BLAZING A TRAIL Interviews: Lori Devoti

In preparation for the publication of BLAZING A TRAIL:  Your Self Publishing Journey I’m sharing some of the author interviews that are included in the book. Today the featured writer is Lori Devoti.

Lori Devoti is the author of several traditionally and independently published romances. Her most recent Indie release is LOOSEY GOOSEY written under the pen name Rae Davies. You can learn more about her books at her websites: and

Tell us a little about your background and publishing history.

I’ve written for three publishers and had over a dozen works published by them. About three years ago, I put up my first self-published work, a vampire romance short story. To my surprise the story really took off, and I’ve been self-publishing since. I do still have one book to come from one of my publishers, Harlequin Nocturne, but am not pursuing traditional publishing deals at this time.

If you published with a traditional publisher before self-publishing, do you think having a following helped your Indie sales? Why or why not?

I really don’t. In fact, I got so sick of people saying that. I self-published my first comic mystery under a pen name that had no connection to me anywhere. Mystery was also a new genre for me, so even if somehow people knew I had written that book, my base wouldn’t have helped me. The book took off.

What led to your decision to self-publish?

I was at a point where I was seriously considering walking away from writing as a career. I was burnt out and tired of feeling like I had no control over anything. When I started making real money off my one little short story, I realized I might have another option.

How long have you been self-publishing?

Around three years.

What were your goals when you began, and how have they changed since then? How do you measure success?

To continue writing and making a living writing without being dependent on publishers and agents.

Did you do a lot of the production process yourself, or did you hire people to do it for you? Were you satisfied with the outcome?

At first I did everything myself, and I made some mistakes. I still do all of my own formatting (and some for others), and a few of my own covers. I hire a copy editor now for all of my stories and a cover designer for most.

How have you spread the word about your work?

I’ve done a few ads at the various sites that promote Kindle deals, at Goodreads, and through Project Wonderful. I also have a web site, newsletter, Facebook pages/profile, and a Twitter account. Most of my success though has just come from the mystery of the algorithm.

What has been the most effective thing you have done to promote your books? What has been the least effective?

Setting the first book in my Dusty Deals Mystery series for free is definitely the most effective thing I’ve done.

Least effective would have to be Goodreads. I don’t see doing that again.

How did your Indie sales evolve? What should a new Indie author expect?

I can’t answer this because it varies a lot by author, genre, etc. Also things have changed a lot, even in just the time since I published my first mystery under my pen name.

What influenced your decision to price your books as you did?

That’s an ever evolving thing too.
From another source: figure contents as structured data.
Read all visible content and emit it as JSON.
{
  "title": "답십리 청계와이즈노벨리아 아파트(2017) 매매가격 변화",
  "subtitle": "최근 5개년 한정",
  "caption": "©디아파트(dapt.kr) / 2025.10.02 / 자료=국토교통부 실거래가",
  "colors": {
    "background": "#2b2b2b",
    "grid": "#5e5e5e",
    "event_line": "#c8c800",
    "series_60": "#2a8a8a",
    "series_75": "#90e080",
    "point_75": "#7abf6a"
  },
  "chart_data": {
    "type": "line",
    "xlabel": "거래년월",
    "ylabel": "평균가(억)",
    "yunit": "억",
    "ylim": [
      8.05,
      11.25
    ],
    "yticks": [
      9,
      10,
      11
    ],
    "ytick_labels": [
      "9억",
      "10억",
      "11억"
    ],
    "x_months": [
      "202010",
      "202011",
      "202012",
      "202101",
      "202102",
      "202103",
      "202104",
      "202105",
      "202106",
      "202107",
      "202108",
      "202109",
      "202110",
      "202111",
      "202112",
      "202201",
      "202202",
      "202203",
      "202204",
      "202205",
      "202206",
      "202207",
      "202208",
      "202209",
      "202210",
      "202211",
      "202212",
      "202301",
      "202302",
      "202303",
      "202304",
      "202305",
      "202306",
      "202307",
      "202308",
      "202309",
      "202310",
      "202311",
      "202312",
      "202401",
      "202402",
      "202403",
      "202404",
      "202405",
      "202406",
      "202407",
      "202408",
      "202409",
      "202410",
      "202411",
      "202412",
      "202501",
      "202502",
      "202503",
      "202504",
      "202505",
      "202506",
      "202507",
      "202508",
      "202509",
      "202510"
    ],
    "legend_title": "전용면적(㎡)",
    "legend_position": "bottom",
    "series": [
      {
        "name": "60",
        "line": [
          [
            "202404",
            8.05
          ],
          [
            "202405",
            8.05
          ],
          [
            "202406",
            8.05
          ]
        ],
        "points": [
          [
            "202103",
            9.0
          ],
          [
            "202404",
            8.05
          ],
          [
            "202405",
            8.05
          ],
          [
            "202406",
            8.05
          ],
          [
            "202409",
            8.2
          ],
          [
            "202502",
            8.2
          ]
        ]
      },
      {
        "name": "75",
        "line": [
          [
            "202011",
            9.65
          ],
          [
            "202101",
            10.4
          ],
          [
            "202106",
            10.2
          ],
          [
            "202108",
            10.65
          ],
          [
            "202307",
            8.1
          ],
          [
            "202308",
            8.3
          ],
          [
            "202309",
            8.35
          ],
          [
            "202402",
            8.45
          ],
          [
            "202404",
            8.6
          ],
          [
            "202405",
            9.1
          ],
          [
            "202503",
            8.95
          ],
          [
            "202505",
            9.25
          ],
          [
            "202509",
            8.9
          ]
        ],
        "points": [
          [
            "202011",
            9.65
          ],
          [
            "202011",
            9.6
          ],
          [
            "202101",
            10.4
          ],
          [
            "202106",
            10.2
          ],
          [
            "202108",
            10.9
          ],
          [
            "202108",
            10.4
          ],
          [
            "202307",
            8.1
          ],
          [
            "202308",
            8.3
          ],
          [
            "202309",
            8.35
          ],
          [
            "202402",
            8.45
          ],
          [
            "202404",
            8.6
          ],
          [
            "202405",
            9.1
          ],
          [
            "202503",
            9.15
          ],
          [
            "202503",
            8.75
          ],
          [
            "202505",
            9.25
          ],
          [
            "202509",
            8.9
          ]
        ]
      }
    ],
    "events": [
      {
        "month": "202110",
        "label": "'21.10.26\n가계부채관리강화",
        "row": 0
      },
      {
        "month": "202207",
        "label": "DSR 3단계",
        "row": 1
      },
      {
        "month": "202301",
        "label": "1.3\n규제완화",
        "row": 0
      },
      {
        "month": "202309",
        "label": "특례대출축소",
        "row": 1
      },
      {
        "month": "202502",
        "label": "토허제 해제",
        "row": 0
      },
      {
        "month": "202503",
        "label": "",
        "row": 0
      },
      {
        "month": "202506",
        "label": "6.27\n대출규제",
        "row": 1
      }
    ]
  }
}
I noticed in the past few months that Amazon seemed to be giving more love to books that cost more. This encouraged me to raise some of my prices. I do, however, keep my books at under $5. That’s what I’d want to pay myself.

What are your top tips for new Indie authors? What do you wish you had known before you started?

Get a copy editor at least. Next, if you have the money, hire a cover designer. Third pay someone else to format the book.